MacDonald takes over from Peter Bradnock, former chief executive of the British Poultry Council (BPC), who guided the joint industry and government body through its first phase of research and development.
The BPC explained that The Joint Working Group (JWG) is a collaborative approach between the Food Standards Agency, Defra, the BPC, the British Retail Consortium, and the National Farmers’ Union (NFU), designed to reduce campylobacter at every stage of the supply chain.
MacDonald was the director general of the NFU from 1996 to 2009. He has also chaired Defra’s Better Regulation Task Force, is a non-executive director of Moy Park, Dairy Crest, the Environment Agency and the Royal Agricultural University, and is chairman of Farm Africa. In 2002 he was awarded a CBE for services to agriculture.

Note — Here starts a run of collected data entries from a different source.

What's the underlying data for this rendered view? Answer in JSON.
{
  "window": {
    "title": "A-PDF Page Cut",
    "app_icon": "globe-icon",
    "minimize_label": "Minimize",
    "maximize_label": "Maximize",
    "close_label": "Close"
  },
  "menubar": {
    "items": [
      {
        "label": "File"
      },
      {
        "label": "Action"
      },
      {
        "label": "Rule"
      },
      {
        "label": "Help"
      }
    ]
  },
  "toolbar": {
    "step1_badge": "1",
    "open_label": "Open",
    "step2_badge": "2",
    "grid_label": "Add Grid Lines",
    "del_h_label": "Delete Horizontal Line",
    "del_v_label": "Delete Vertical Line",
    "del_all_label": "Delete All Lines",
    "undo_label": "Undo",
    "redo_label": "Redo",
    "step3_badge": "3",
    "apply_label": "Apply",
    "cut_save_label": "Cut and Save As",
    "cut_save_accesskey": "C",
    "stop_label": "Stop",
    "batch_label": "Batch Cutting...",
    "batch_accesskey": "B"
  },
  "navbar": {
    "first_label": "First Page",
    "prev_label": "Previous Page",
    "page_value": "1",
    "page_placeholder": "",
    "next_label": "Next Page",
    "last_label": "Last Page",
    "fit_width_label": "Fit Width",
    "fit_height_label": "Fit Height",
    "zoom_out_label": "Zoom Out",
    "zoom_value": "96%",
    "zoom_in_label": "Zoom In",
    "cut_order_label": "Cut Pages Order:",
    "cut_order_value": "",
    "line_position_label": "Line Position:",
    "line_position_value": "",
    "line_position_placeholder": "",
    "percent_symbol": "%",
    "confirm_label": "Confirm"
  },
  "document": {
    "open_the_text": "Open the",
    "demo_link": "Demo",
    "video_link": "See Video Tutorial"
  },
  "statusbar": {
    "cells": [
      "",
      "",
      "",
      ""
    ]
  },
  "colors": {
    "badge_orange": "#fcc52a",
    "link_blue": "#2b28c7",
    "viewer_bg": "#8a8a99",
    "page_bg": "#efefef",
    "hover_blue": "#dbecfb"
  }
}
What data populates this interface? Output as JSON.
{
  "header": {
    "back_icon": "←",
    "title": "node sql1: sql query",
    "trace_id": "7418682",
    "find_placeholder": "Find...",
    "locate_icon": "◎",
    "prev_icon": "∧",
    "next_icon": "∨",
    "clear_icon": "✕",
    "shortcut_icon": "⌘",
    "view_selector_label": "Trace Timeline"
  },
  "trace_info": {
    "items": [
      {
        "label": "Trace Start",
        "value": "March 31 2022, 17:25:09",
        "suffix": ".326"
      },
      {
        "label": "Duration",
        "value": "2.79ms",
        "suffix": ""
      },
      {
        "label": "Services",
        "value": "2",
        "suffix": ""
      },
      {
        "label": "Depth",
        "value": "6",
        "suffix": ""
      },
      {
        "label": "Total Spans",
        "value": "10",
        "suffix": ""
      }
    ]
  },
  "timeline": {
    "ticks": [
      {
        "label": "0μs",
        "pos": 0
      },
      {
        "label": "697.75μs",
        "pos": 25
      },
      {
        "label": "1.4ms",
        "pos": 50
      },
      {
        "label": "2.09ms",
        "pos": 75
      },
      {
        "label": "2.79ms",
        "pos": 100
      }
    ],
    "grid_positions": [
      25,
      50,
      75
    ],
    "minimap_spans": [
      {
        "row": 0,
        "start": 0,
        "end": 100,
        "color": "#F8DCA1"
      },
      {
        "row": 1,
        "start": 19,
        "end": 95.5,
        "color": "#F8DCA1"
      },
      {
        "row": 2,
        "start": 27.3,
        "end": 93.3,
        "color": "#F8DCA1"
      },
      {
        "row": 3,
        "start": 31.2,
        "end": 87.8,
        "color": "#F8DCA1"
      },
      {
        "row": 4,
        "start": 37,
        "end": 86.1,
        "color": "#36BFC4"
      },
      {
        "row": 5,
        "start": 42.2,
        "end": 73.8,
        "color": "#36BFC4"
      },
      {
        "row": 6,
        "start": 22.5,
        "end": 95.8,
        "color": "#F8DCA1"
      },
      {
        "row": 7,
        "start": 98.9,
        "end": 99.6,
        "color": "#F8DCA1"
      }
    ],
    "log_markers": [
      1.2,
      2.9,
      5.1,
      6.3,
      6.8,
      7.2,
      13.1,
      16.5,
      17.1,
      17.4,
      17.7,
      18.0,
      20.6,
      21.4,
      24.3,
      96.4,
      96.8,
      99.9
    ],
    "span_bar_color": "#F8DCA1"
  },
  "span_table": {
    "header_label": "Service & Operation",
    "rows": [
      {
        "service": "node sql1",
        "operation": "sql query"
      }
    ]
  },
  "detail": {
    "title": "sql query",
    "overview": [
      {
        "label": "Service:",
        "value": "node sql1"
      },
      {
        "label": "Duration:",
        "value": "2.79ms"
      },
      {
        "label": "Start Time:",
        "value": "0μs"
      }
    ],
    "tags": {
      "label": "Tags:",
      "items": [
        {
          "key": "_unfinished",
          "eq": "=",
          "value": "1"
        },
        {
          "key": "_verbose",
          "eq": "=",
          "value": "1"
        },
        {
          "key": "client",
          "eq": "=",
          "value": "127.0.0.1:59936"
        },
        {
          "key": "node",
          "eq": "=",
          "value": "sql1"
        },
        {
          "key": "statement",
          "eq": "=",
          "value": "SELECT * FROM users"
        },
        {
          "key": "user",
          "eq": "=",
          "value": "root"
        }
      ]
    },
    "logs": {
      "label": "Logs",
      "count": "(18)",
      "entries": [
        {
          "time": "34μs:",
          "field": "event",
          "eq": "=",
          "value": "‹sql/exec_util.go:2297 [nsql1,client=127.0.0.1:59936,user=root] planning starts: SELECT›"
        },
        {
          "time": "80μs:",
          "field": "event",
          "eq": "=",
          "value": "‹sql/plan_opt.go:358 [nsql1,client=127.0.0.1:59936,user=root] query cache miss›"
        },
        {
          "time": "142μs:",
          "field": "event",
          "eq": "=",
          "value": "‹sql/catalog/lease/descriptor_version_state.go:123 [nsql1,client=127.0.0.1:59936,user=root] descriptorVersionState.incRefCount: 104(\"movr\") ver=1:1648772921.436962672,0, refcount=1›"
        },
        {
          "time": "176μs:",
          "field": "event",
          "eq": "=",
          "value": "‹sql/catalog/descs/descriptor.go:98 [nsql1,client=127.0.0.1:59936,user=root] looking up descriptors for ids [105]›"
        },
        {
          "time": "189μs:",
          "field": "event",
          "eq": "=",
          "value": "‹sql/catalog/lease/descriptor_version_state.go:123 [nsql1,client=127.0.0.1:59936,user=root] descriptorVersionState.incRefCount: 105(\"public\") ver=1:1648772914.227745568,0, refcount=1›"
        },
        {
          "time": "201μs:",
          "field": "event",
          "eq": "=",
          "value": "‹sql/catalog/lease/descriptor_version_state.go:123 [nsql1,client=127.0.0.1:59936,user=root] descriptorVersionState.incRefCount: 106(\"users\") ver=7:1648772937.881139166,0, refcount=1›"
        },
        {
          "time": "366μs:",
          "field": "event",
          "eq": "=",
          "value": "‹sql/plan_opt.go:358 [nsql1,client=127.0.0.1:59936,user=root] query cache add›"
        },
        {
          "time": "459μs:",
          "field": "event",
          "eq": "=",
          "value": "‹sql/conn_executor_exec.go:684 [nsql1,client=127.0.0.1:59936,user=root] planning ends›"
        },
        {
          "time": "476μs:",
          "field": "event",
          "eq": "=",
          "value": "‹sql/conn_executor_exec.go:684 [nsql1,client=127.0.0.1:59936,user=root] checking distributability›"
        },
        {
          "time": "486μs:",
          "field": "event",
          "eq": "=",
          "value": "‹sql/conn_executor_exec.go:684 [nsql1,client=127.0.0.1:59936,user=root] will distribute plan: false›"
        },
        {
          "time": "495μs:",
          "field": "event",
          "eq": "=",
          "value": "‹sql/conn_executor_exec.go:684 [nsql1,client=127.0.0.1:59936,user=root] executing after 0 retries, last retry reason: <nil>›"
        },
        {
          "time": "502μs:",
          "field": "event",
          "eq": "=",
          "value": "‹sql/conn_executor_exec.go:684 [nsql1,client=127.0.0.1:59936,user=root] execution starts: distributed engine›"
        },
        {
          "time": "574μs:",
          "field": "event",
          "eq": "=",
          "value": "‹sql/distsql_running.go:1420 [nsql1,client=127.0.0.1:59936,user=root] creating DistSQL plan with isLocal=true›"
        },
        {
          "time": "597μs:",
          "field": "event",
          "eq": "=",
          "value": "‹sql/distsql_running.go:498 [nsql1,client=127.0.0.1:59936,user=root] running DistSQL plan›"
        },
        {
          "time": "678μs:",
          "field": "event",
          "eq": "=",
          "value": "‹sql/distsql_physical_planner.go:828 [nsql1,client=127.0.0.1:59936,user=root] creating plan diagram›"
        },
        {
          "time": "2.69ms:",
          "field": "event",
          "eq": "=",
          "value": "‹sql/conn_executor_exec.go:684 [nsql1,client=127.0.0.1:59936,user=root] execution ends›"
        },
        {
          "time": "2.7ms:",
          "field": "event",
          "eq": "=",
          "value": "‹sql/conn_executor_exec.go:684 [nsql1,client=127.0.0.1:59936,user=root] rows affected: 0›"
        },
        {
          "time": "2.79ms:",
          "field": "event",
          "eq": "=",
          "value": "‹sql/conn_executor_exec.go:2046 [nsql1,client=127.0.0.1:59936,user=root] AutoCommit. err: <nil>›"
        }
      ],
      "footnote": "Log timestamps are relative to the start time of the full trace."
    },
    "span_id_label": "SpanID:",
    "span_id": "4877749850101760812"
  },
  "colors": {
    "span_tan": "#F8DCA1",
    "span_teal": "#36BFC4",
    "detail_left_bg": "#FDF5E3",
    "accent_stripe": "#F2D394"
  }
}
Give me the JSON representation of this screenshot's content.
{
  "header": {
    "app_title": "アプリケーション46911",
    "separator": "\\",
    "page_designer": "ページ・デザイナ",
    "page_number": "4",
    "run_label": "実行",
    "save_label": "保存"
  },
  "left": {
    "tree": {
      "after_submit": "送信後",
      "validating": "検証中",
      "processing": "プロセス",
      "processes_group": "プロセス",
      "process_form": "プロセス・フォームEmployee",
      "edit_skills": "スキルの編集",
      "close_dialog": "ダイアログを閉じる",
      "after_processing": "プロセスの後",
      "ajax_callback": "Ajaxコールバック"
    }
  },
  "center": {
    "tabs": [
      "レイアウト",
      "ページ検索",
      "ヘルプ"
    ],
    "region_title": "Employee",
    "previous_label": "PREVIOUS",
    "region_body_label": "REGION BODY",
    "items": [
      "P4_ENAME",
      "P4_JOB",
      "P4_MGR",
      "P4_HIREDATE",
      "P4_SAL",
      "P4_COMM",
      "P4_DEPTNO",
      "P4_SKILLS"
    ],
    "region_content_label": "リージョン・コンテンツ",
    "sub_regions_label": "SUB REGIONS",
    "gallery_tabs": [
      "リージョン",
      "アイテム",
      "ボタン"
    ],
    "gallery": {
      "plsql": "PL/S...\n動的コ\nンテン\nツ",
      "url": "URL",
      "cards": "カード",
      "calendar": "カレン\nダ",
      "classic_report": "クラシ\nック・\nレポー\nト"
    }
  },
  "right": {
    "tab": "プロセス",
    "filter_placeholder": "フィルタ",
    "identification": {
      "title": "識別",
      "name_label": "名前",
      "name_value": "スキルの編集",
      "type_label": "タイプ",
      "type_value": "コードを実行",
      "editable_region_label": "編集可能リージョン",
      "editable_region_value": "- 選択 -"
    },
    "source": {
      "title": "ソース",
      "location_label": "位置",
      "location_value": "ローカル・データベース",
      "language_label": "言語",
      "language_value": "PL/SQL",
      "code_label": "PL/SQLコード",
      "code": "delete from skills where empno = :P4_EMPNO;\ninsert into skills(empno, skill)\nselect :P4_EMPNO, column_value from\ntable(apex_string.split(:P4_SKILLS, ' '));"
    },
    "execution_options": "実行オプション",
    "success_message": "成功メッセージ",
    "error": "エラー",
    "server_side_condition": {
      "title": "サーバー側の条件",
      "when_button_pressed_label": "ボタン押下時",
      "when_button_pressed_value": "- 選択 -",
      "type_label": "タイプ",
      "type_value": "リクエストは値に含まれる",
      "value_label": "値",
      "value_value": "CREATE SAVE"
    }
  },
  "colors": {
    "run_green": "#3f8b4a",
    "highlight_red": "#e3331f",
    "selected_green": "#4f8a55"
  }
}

He said: “I’m pleased to have been asked to help deliver meaningful progress in reducing campylobacter. I look forward to working with industry and government in this fight against a naturally occurring bug that is a very complex and persistent opponent.
“This is where we have to enact all that we’ve learnt over the last five years. The UK is leading the way on what is a global issue, and we have a responsibility to apply ourselves diligently and consistently to solving the problem.”
The next phase of the JWG, according to the BPC, will see interventions and new technologies introduced throughout the farming and production chain, from biosecurity practices on farm, to interventions in the slaughterhouse and novel packaging solutions at retail.
BPC chief executive Andrew Large said: “The UK poultry meat industry welcomes Richard’s appointment. Industry, retailers and government have worked hard to understand this bug and now look forward to continue to work together under Richard’s chairmanship to take our work to the next stage.
“The UK poultry meat industry remains committed to tackling this naturally occurring bug, but consumers should also remember that they have a responsibility. Whenever handling fresh chicken and other meats – whether in restaurant kitchens or in the home – people should always follow good hygiene practices and cook food thoroughly, as this kills campylobacter.”